Thanks to the speed of his dog teams, Amundsen’s party managed to race toward the Pole at a pace of over 20 miles per day. The Norwegians took an untested route that forced them to navigate a frozen maze of crevasses, mountains and glaciers, but by early December, they had penetrated farther into the heart of Antarctica than anyone in history. Amundsen would later write that he “had the same feeling that I can remember as a little boy on the night before Christmas Eve—an intense expectation of what was going to happen.”
Finally, on December 14, 1911, he and his companions arrived at the South Pole. The men planted the Norwegian flag, smoked celebratory cigars and posed for snapshots, but they only remained for a few days before beginning the arduous trek back to their base camp. “The goal was reached,” Amundsen wrote, “our journey ended.”
Scott Arrives, Faces Deadly Conditions
Over a month later on January 17, 1912, Scott and his weary British team finally reached the Pole. To their dismay, they spotted the remnants of Amundsen’s camp just as they were approaching. “Great God!” Scott wrote in his diary. “This is an awful place and terrible enough for us to have labored to it without the reward of priority.”
Scott had been beaten to the Pole, but his troubles were only beginning. The British team had reached their destination late in the Antarctic summer, and temperatures were dropping rapidly. They began the slow slog north, but exhaustion, frostbite and malnourishment had soon spread through their ranks. On February 17—more than 20 days after Amundsen’s group had returned to their base camp—a man named Edgar Evans became the first of the British party to die.
The severely frostbitten Lawrence Oates followed a month later after sacrificing himself in a blizzard to avoid slowing down the team. “I am just going outside and may be some time,” he said before leaving the group’s tent and vanishing.

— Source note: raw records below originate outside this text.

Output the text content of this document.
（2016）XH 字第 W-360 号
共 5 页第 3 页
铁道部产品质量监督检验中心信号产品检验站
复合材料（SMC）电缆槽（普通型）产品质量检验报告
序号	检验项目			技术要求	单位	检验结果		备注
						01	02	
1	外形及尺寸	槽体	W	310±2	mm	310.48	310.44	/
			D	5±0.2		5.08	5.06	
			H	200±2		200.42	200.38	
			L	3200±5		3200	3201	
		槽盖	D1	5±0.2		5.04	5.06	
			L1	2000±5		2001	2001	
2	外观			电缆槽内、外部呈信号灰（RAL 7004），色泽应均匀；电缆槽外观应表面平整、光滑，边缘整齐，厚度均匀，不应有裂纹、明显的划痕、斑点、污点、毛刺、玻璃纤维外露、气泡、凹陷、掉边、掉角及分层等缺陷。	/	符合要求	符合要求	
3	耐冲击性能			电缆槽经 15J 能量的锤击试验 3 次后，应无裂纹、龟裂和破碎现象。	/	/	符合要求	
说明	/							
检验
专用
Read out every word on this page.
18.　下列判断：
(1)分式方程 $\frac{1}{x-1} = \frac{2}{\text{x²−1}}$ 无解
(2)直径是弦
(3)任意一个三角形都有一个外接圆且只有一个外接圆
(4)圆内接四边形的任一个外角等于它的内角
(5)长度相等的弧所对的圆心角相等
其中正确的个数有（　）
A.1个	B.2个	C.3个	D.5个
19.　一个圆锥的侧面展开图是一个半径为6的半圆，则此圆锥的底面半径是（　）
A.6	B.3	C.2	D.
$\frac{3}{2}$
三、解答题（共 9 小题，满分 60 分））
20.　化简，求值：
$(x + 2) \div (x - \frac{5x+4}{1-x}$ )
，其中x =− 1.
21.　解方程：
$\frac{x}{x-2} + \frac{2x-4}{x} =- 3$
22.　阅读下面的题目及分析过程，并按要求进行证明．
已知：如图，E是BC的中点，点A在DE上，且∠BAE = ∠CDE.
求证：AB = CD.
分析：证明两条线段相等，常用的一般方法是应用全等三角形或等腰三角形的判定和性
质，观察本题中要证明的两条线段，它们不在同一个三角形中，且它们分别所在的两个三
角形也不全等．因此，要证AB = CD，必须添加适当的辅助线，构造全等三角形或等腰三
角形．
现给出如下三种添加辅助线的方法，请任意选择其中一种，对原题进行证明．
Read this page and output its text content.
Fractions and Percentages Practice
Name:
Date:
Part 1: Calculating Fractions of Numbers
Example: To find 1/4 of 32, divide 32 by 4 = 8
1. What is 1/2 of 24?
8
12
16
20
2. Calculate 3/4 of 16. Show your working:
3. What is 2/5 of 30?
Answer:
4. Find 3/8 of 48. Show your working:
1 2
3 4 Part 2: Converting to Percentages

Scott: 'I Do Not Think I Can Write More'
Scott, his friend Dr. Edward Wilson and another man Henry Bowers gamely continued the journey for another few days, but temperatures continued to plunge, and they were later caught in a blizzard only 11 miles away from one of their supply depots. All three would perish in their tent just days later. “We shall stick it out to the end, but we are getting weaker, of course, and the end cannot be far,” Scott wrote in his last diary entry. “It seems a pity, but I do not think I can write more.”
By the time the bodies of Scott, Wilson and Bowers were found later that November, Roald Amundsen had already returned home in triumph and embarked on a lecture tour. Despite having won the race without losing a single man, he was in many ways overshadowed by Scott, whose doomed march had made him a hero in his native Britain. Undeterred, Amundsen continued his wandering and eventually explored the Arctic both at sea and in a dirigible, which he used to reach the North Pole in 1926. Two years later, he died in a plane crash while searching for a missing explorer over Norway’s Svalbard archipelago.
Explorers continued to venture to Antarctica in the years after Amundsen and Scott’s legendary race, but it was not until 1956 that an expedition once again stood on the South Pole. The world’s southernmost point has been continuously inhabited ever since, and its two earliest pioneers are now honored in the name of its permanent research facility: the Amundsen-Scott South Pole Station.